Consiglio Pubblica Istruzione: proclamati gli eletti, tra i quali Alessandro Celi
Alessandro Celi, segretario generale Snals Confsal e neo eletto consigliere del CSPI
Scuola
di Cinzia Timpano  
il 25/06/2024

Consiglio Pubblica Istruzione: proclamati gli eletti, tra i quali Alessandro Celi

Il neo consigliere esprime la preoccupazione per l'avvio dell'anno scolastico nel quale mancheranno i dirigenti per la metà delle istituzioni scolastiche

Consiglio Pubblica Istruzione: proclamati gli eletti, tra i quali Alessandro Celi.

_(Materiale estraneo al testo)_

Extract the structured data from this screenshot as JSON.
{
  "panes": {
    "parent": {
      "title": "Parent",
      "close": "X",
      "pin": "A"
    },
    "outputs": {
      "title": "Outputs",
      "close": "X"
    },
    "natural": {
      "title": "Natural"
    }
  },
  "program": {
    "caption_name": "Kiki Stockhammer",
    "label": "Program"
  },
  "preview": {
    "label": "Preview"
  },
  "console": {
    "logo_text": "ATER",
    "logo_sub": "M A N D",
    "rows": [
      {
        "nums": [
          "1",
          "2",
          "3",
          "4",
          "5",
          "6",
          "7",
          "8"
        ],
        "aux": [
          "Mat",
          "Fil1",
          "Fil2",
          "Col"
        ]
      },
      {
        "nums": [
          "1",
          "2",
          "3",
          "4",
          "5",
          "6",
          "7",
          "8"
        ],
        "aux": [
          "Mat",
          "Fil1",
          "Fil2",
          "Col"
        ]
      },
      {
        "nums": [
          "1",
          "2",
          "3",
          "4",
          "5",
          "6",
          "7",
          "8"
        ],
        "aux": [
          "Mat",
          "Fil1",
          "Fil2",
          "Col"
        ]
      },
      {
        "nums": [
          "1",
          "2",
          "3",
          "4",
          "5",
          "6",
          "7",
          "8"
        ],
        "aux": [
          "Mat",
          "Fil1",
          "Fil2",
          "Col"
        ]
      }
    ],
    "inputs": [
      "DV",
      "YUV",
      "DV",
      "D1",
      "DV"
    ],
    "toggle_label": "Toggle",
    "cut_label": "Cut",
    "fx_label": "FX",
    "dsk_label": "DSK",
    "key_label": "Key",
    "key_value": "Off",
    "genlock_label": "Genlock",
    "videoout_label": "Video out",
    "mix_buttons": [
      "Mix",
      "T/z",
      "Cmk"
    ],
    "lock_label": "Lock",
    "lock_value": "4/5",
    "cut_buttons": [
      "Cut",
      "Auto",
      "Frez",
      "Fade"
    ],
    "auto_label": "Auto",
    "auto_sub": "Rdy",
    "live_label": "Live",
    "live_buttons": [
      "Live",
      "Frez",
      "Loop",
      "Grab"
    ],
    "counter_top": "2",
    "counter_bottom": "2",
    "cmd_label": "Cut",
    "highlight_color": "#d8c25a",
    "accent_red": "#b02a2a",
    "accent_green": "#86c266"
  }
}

Dopo più di un mese, dal Ministero dell’Istruzione e del Merito arriva la proclamazione degli eletti al Consiglio Superiore della Pubblica Istruzione.

La Commissione Elettorale Nazionale si è infatti riunita martedì scorso, ratificando i risultati delle elezioni dei rappresentanti del personale della scuola nel CSPI.

465 preferenze per Alessandro Celi

A rappresentare la nostra regione, nel supremo organo collegiale della scuola in Italia, ci sarà il professore Alessandro Celi.

Il suo incarico decorrerà dal primo settembre.

Nelle elezioni di inizio maggio, Celi ha ottenuto 465 preferenze.

La lista ‘Rinnovare insieme la scuola dell’autonomia – Rénover ensemble l’école de l’autonomie’ ha ottenuto 694 voti, pari al 41,8% del totale.

La lista era formata dal tandem Snals Confsal e Savt Ecole.

Di «risultato indiscutibile» ha parlato il neo eletto, ringraziando chi lo ha votato e riferendosi alle 465 preferenze, a fronte dei 421 voti complessivi per la lista seconda classificata.

Non soltanto le elezioni per il rappresentante in seno al CSPI, secondo Celi, ma «la base di una più vasta azione sindacale,che consenta di migliorare le relazioni con Roma, soprattutto per quanto riguarda le scadenze che interessano direttamente la Scuola della regione.

A settembre, metà delle istituzioni senza dirigente scolastico

A questo proposito, Celi ricorda l’annosa questione delle reggenze, vista l’assenza di dirigenti scolastici titolari.

Spiega Alessandro Celi: «A settembre metà delle istituzioni scolastiche della Regione saranno prive di dirigenti titolari perché la data della prova scritta del concorso per dirigenti, già bandito, non è stata ancora decisa a livello nazionale e pertanto non ci saranno vincitori in grado di assumere il ruolo all’inizio del nuovo anno scolastico.

Questo fatto ostacolerà oggettivamente il lavoro del personale e inciderà negativamente sulla qualità del servizio, a meno che la Sovrintendenza non provveda ad effettuare le nomine in corso d’anno, cosa che auspichiamo vivamente, come già avvenuto in occasione di alcuni concorsi a cattedra del passato.

Autonomia differenziata quanto mai urgente

Analogamente, l’aggiornamento delle Graduatorie per le supplenze dipende da parametri nazionali, comunicati solo al momento di pubblicazione delle relative ordinanze, causando inevitabili ritardi da parte dell’Amministrazione scolastica regionale.

Occorre modificare questa situazione e, nel mio nuovo ruolo, mi impegno a contribuire a tale cambiamento, che l’introduzione dell’autonomia differenziata rende quanto mai urgente» conclude Celi.

Nella foto in alto, il professor Alessandro Celi, componente del Consiglio Superiore della Pubblica Istruzione.